A modified method for modelling, optimization and control of an anti-solvent crystallization process

Abstract

Crystallization is a complex process of heat and mass transfer, its product quality is affected by many factors, thus it is a challenge to control this process. Modelling and optimization of the manipulated variables is a feasible way to improve the product quality of crystallization. In this paper, a modified numerical scheme is developed to solve the process model of anti-solvent batch crystallization. The proposed numerical scheme can handle growth, nucleation, agglomeration and breakage kinetics by means of the Method of Characteristics (MOC), which provides an accurate and efficient result of the crystal size distribution (CSD).
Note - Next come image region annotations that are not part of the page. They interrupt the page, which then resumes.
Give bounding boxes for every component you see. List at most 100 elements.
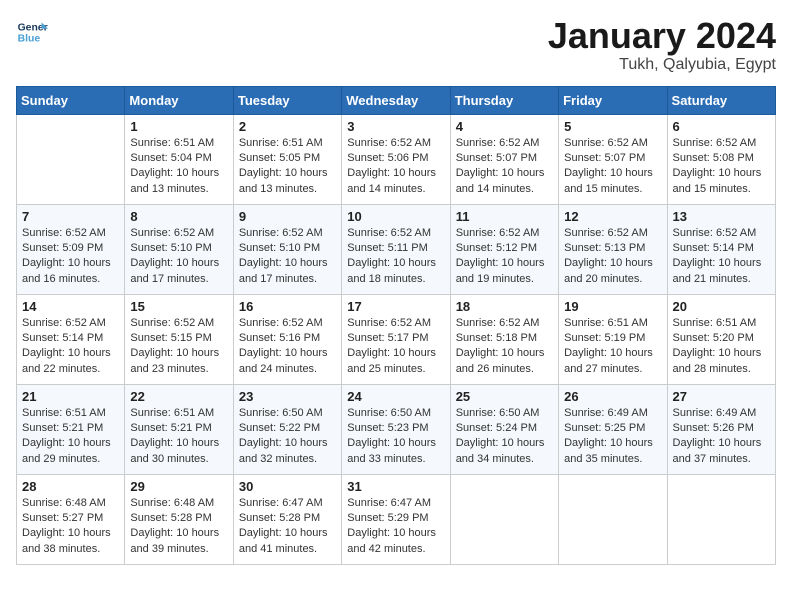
logo-icon: General Blue [16,16,48,48]
day-number: 15 [130,299,227,314]
day-info: Sunrise: 6:52 AMSunset: 5:14 PMDaylight:… [22,316,119,378]
day-number: 5 [564,119,661,134]
day-cell: 27 Sunrise: 6:49 AMSunset: 5:26 PMDayligh… [667,384,775,474]
day-cell: 15Sunrise: 6:52 AMSunset: 5:15 PMDayligh… [125,294,233,384]
day-cell: 19Sunrise: 6:51 AMSunset: 5:19 PMDayligh… [559,294,667,384]
day-number: 24 [347,389,444,404]
day-info: Sunrise: 6:50 AMSunset: 5:24 PMDaylight:… [456,406,553,468]
day-cell: 6Sunrise: 6:52 AMSunset: 5:08 PMDaylight… [667,114,775,204]
location-title: Tukh, Qalyubia, Egypt [548,56,776,74]
day-cell: 17 Sunrise: 6:52 AMSunset: 5:17 PMDayligh… [342,294,450,384]
day-cell: 7Sunrise: 6:52 AMSunset: 5:09 PMDaylight… [17,204,125,294]
day-info: Sunrise: 6:52 AMSunset: 5:17 PMDaylight:… [347,316,444,378]
day-number: 25 [456,389,553,404]
day-info: Sunrise: 6:52 AMSunset: 5:10 PMDaylight:… [239,226,336,288]
day-info: Sunrise: 6:51 AMSunset: 5:20 PMDaylight:… [673,316,770,378]
day-info: Sunrise: 6:52 AMSunset: 5:14 PMDaylight:… [673,226,770,288]
day-number: 21 [22,389,119,404]
week-row-3: 14 Sunrise: 6:52 AMSunset: 5:14 PMDayligh… [17,294,776,384]
day-number: 3 [347,119,444,134]
week-row-2: 7Sunrise: 6:52 AMSunset: 5:09 PMDaylight… [17,204,776,294]
day-header-friday: Friday [559,86,667,114]
day-number: 9 [239,209,336,224]
day-number: 8 [130,209,227,224]
week-row-4: 21 Sunrise: 6:51 AMSunset: 5:21 PMDayligh… [17,384,776,474]
logo: General Blue [16,16,48,48]
day-cell: 26 Sunrise: 6:49 AMSunset: 5:25 PMDayligh… [559,384,667,474]
day-cell: 14 Sunrise: 6:52 AMSunset: 5:14 PMDayligh… [17,294,125,384]
day-info: Sunrise: 6:52 AMSunset: 5:07 PMDaylight:… [564,136,661,198]
day-number: 31 [347,479,444,494]
day-info: Sunrise: 6:48 AMSunset: 5:28 PMDaylight:… [130,496,227,558]
days-header-row: SundayMondayTuesdayWednesdayThursdayFrid… [17,86,776,114]
day-info: Sunrise: 6:51 AMSunset: 5:04 PMDaylight:… [130,136,227,198]
day-header-wednesday: Wednesday [342,86,450,114]
day-header-sunday: Sunday [17,86,125,114]
day-header-monday: Monday [125,86,233,114]
day-info: Sunrise: 6:52 AMSunset: 5:09 PMDaylight:… [22,226,119,288]
day-header-tuesday: Tuesday [233,86,341,114]
calendar-table: SundayMondayTuesdayWednesdayThursdayFrid… [16,86,776,565]
day-cell: 18Sunrise: 6:52 AMSunset: 5:18 PMDayligh… [450,294,558,384]
day-header-saturday: Saturday [667,86,775,114]
day-number: 27 [673,389,770,404]
day-number: 11 [456,209,553,224]
day-number: 20 [673,299,770,314]
day-number: 29 [130,479,227,494]
day-info: Sunrise: 6:52 AMSunset: 5:10 PMDaylight:… [130,226,227,288]
day-header-thursday: Thursday [450,86,558,114]
day-number: 30 [239,479,336,494]
day-info: Sunrise: 6:51 AMSunset: 5:05 PMDaylight:… [239,136,336,198]
day-number: 23 [239,389,336,404]
svg-text:Blue: Blue [18,34,41,45]
page-header: General Blue January 2024 Tukh, Qalyubia… [16,16,776,74]
day-cell: 5 Sunrise: 6:52 AMSunset: 5:07 PMDaylight… [559,114,667,204]
day-info: Sunrise: 6:51 AMSunset: 5:19 PMDaylight:… [564,316,661,378]
day-info: Sunrise: 6:49 AMSunset: 5:25 PMDaylight:… [564,406,661,468]
day-cell: 31 Sunrise: 6:47 AMSunset: 5:29 PMDayligh… [342,474,450,564]
day-info: Sunrise: 6:51 AMSunset: 5:21 PMDaylight:… [22,406,119,468]
day-number: 10 [347,209,444,224]
day-cell: 11 Sunrise: 6:52 AMSunset: 5:12 PMDayligh… [450,204,558,294]
day-info: Sunrise: 6:47 AMSunset: 5:29 PMDaylight:… [347,496,444,558]
week-row-5: 28 Sunrise: 6:48 AMSunset: 5:27 PMDayligh… [17,474,776,564]
day-info: Sunrise: 6:52 AMSunset: 5:18 PMDaylight:… [456,316,553,378]
day-cell: 12Sunrise: 6:52 AMSunset: 5:13 PMDayligh… [559,204,667,294]
day-info: Sunrise: 6:49 AMSunset: 5:26 PMDaylight:… [673,406,770,468]
month-title: January 2024 [548,16,776,56]
day-number: 26 [564,389,661,404]
day-info: Sunrise: 6:51 AMSunset: 5:21 PMDaylight:… [130,406,227,468]
day-info: Sunrise: 6:52 AMSunset: 5:07 PMDaylight:… [456,136,553,198]
day-info: Sunrise: 6:52 AMSunset: 5:13 PMDaylight:… [564,226,661,288]
day-cell: 29 Sunrise: 6:48 AMSunset: 5:28 PMDayligh… [125,474,233,564]
day-cell: 23 Sunrise: 6:50 AMSunset: 5:22 PMDayligh… [233,384,341,474]
day-number: 14 [22,299,119,314]
day-cell [17,114,125,204]
day-cell: 10 Sunrise: 6:52 AMSunset: 5:11 PMDayligh… [342,204,450,294]
day-info: Sunrise: 6:50 AMSunset: 5:22 PMDaylight:… [239,406,336,468]
day-cell: 25 Sunrise: 6:50 AMSunset: 5:24 PMDayligh… [450,384,558,474]
day-number: 22 [130,389,227,404]
day-cell: 20 Sunrise: 6:51 AMSunset: 5:20 PMDayligh… [667,294,775,384]
day-cell: 22 Sunrise: 6:51 AMSunset: 5:21 PMDayligh… [125,384,233,474]
day-info: Sunrise: 6:52 AMSunset: 5:11 PMDaylight:… [347,226,444,288]
day-number: 28 [22,479,119,494]
day-number: 17 [347,299,444,314]
day-cell: 2 Sunrise: 6:51 AMSunset: 5:05 PMDaylight… [233,114,341,204]
day-info: Sunrise: 6:48 AMSunset: 5:27 PMDaylight:… [22,496,119,558]
day-info: Sunrise: 6:52 AMSunset: 5:16 PMDaylight:… [239,316,336,378]
day-cell: 4Sunrise: 6:52 AMSunset: 5:07 PMDaylight… [450,114,558,204]
day-cell: 30Sunrise: 6:47 AMSunset: 5:28 PMDayligh… [233,474,341,564]
week-row-1: 1Sunrise: 6:51 AMSunset: 5:04 PMDaylight… [17,114,776,204]
day-number: 2 [239,119,336,134]
day-info: Sunrise: 6:52 AMSunset: 5:08 PMDaylight:… [673,136,770,198]
day-cell: 21 Sunrise: 6:51 AMSunset: 5:21 PMDayligh… [17,384,125,474]
day-cell [667,474,775,564]
day-cell [559,474,667,564]
day-info: Sunrise: 6:50 AMSunset: 5:23 PMDaylight:… [347,406,444,468]
day-info: Sunrise: 6:52 AMSunset: 5:12 PMDaylight:… [456,226,553,288]
day-cell: 24 Sunrise: 6:50 AMSunset: 5:23 PMDayligh… [342,384,450,474]
day-cell: 9 Sunrise: 6:52 AMSunset: 5:10 PMDaylight… [233,204,341,294]
day-cell: 8 Sunrise: 6:52 AMSunset: 5:10 PMDaylight… [125,204,233,294]
day-number: 16 [239,299,336,314]
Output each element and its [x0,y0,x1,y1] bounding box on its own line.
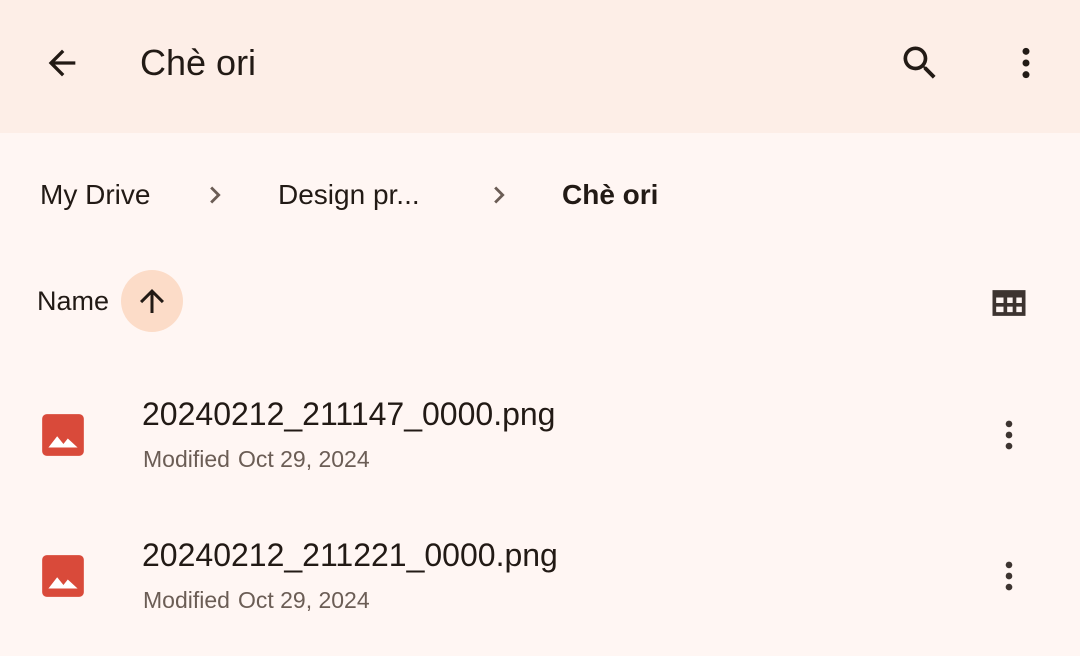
file-more-options-button[interactable] [974,541,1044,611]
breadcrumb-item-design[interactable]: Design pr... [278,178,420,212]
chevron-right-icon [210,186,221,204]
more-options-button[interactable] [990,27,1062,99]
more-vert-icon [1005,420,1013,450]
sort-direction-button[interactable] [121,270,183,332]
modified-label: Modified [143,446,230,472]
modified-label: Modified [143,587,230,613]
more-vert-icon [1005,561,1013,591]
search-button[interactable] [884,27,956,99]
grid-view-icon [992,290,1026,316]
file-more-options-button[interactable] [974,400,1044,470]
sort-by-name-button[interactable]: Name [37,284,109,318]
chevron-right-icon [494,186,505,204]
image-file-icon [42,555,84,597]
search-icon [903,46,936,79]
file-modified: Modified Oct 29, 2024 [143,585,370,615]
breadcrumb-item-current: Chè ori [562,179,659,210]
file-modified: Modified Oct 29, 2024 [143,444,370,474]
file-name: 20240212_211221_0000.png [142,537,558,573]
file-list-item[interactable]: 20240212_211221_0000.png Modified Oct 29,… [0,505,1080,646]
sort-bar: Name [0,268,1080,334]
grid-view-toggle-button[interactable] [978,272,1040,334]
arrow-upward-icon [140,289,164,313]
top-app-bar: Chè ori [0,0,1080,133]
image-file-icon [42,414,84,456]
arrow-back-icon [48,49,76,77]
back-button[interactable] [26,27,98,99]
file-name: 20240212_211147_0000.png [142,396,556,432]
breadcrumb-item-my-drive[interactable]: My Drive [40,178,150,212]
more-vert-icon [1022,47,1030,79]
file-list-item[interactable]: 20240212_211147_0000.png Modified Oct 29,… [0,364,1080,505]
modified-date: Oct 29, 2024 [237,587,370,613]
modified-date: Oct 29, 2024 [237,446,370,472]
page-title: Chè ori [140,42,257,83]
breadcrumb: My Drive Design pr... Chè ori [0,160,1080,230]
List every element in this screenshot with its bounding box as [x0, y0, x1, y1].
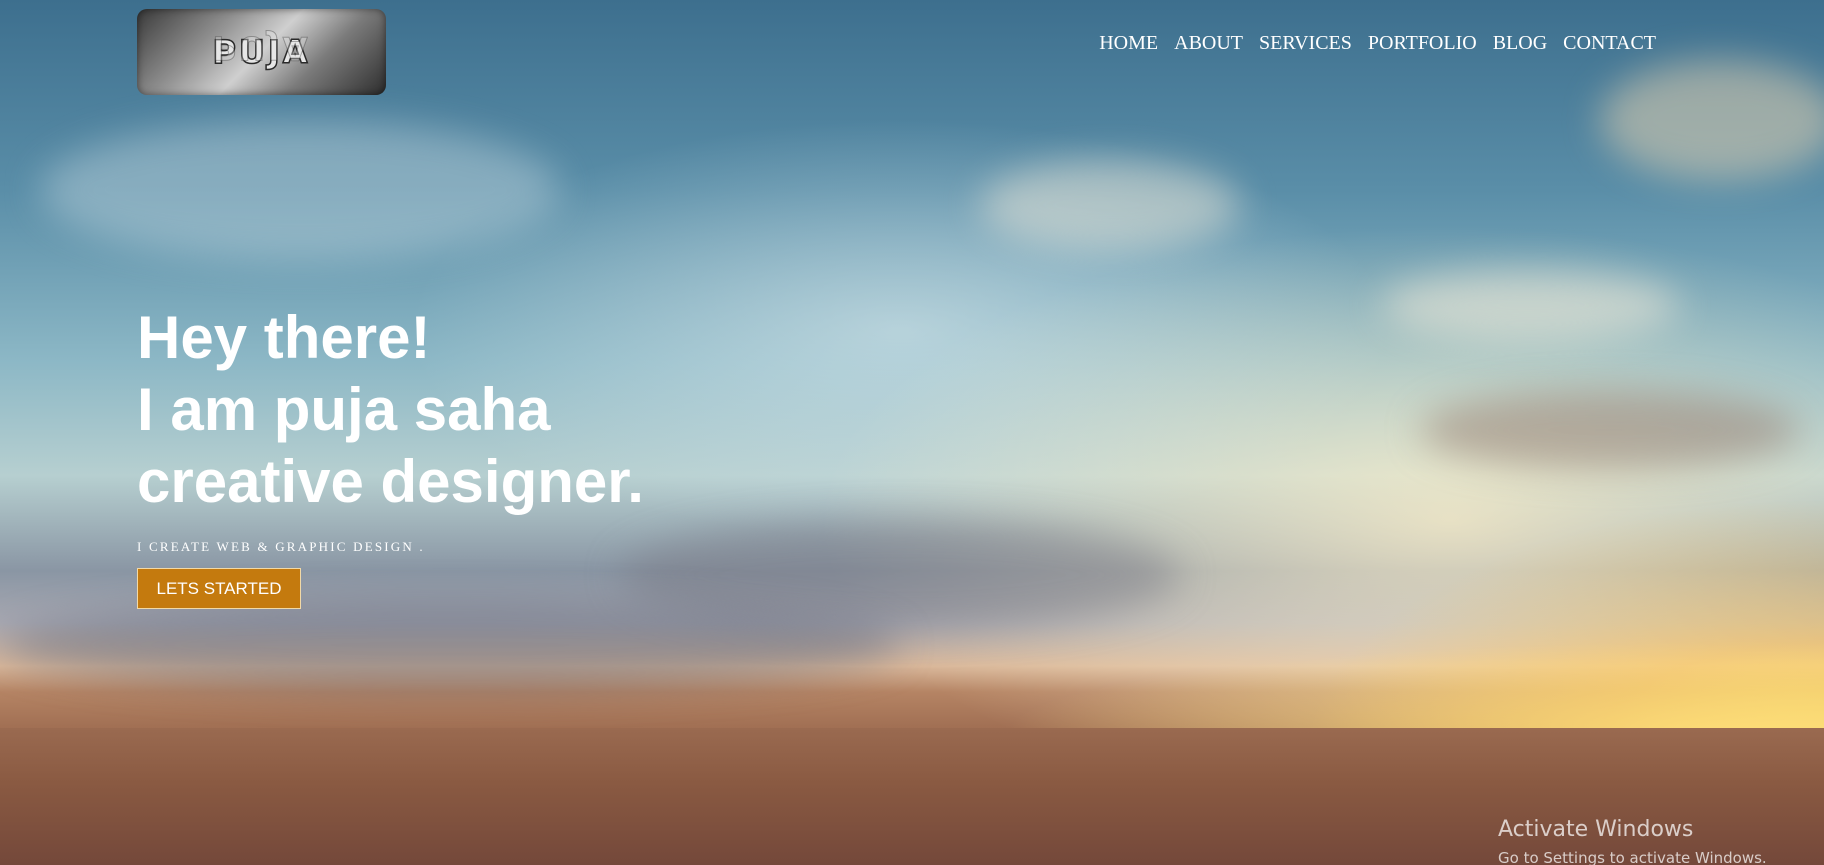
- site-logo[interactable]: PUJA PUJA: [137, 9, 386, 95]
- cloud: [1600, 60, 1824, 180]
- nav-contact[interactable]: CONTACT: [1555, 32, 1664, 55]
- logo-reflection: PUJA: [212, 29, 311, 68]
- cloud: [980, 160, 1240, 250]
- headline-line-1: Hey there!: [137, 304, 431, 371]
- nav-about[interactable]: ABOUT: [1166, 32, 1251, 55]
- cloud: [40, 120, 560, 260]
- cloud: [1380, 270, 1680, 340]
- watermark-title: Activate Windows: [1498, 817, 1694, 842]
- windows-activation-watermark: Activate Windows Go to Settings to activ…: [1498, 816, 1767, 865]
- hero-tagline: I CREATE WEB & GRAPHIC DESIGN .: [137, 539, 425, 554]
- nav-portfolio[interactable]: PORTFOLIO: [1360, 32, 1485, 55]
- nav-home[interactable]: HOME: [1091, 32, 1166, 55]
- main-nav: HOME ABOUT SERVICES PORTFOLIO BLOG CONTA…: [1091, 32, 1664, 55]
- nav-blog[interactable]: BLOG: [1485, 32, 1555, 55]
- nav-services[interactable]: SERVICES: [1251, 32, 1360, 55]
- lets-started-button[interactable]: LETS STARTED: [137, 568, 301, 609]
- cloud: [1420, 390, 1800, 470]
- headline-line-2: I am puja saha: [137, 376, 551, 443]
- headline-line-3: creative designer.: [137, 448, 644, 515]
- cloud: [0, 600, 900, 690]
- watermark-subtitle: Go to Settings to activate Windows.: [1498, 849, 1767, 865]
- hero-headline: Hey there! I am puja saha creative desig…: [137, 302, 644, 518]
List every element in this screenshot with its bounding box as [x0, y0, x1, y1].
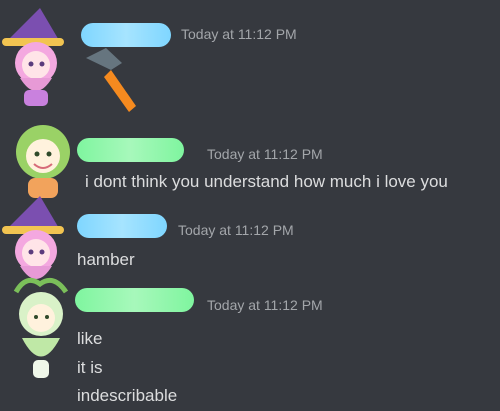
- username-redacted[interactable]: [81, 23, 171, 47]
- timestamp: Today at 11:12 PM: [207, 297, 323, 313]
- message-1: Today at 11:12 PM: [0, 0, 500, 120]
- message-3: Today at 11:12 PM hamber: [0, 190, 500, 280]
- message-text: it is: [77, 358, 103, 377]
- witch-avatar-icon[interactable]: [0, 196, 74, 280]
- username-redacted[interactable]: [77, 138, 184, 162]
- message-text: i dont think you understand how much i l…: [85, 172, 448, 191]
- message-text: indescribable: [77, 386, 178, 405]
- message-text: hamber: [77, 250, 135, 269]
- timestamp: Today at 11:12 PM: [207, 146, 323, 162]
- hammer-icon: [86, 48, 136, 112]
- green-hair-avatar-icon[interactable]: [10, 114, 76, 200]
- fairy-avatar-icon[interactable]: [6, 270, 74, 380]
- message-4: Today at 11:12 PM like it is indescribab…: [0, 270, 500, 411]
- message-2: Today at 11:12 PM i dont think you under…: [0, 110, 500, 200]
- username-redacted[interactable]: [77, 214, 167, 238]
- witch-avatar-icon[interactable]: [0, 8, 74, 106]
- timestamp: Today at 11:12 PM: [178, 222, 294, 238]
- timestamp: Today at 11:12 PM: [181, 26, 297, 42]
- username-redacted[interactable]: [75, 288, 194, 312]
- message-text: like: [77, 329, 103, 348]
Then Non-linear Model Predictive Control (NMPC) and non-linear Moving Horizon Estimation (MHE) are presented to provide a temperature profile for optimizing the CSD. The result of case studies indicates that the calculated results of the MOC modified process model were in agreement with the experimental results, which indicated that the MOC method could deal with the specific crystallization process efficiently and accurately. The NMPC-MHE optimized temperature control strategy was tested using the verification experiment of anti-solvent crystallization of β-Artemether, the validated result indicated that the method developed had high feasibility and accuracy. The computational time for the MHE and NMPC formulations with 90 control and sampling steps is well within the sampling interval, which allows for real time process control.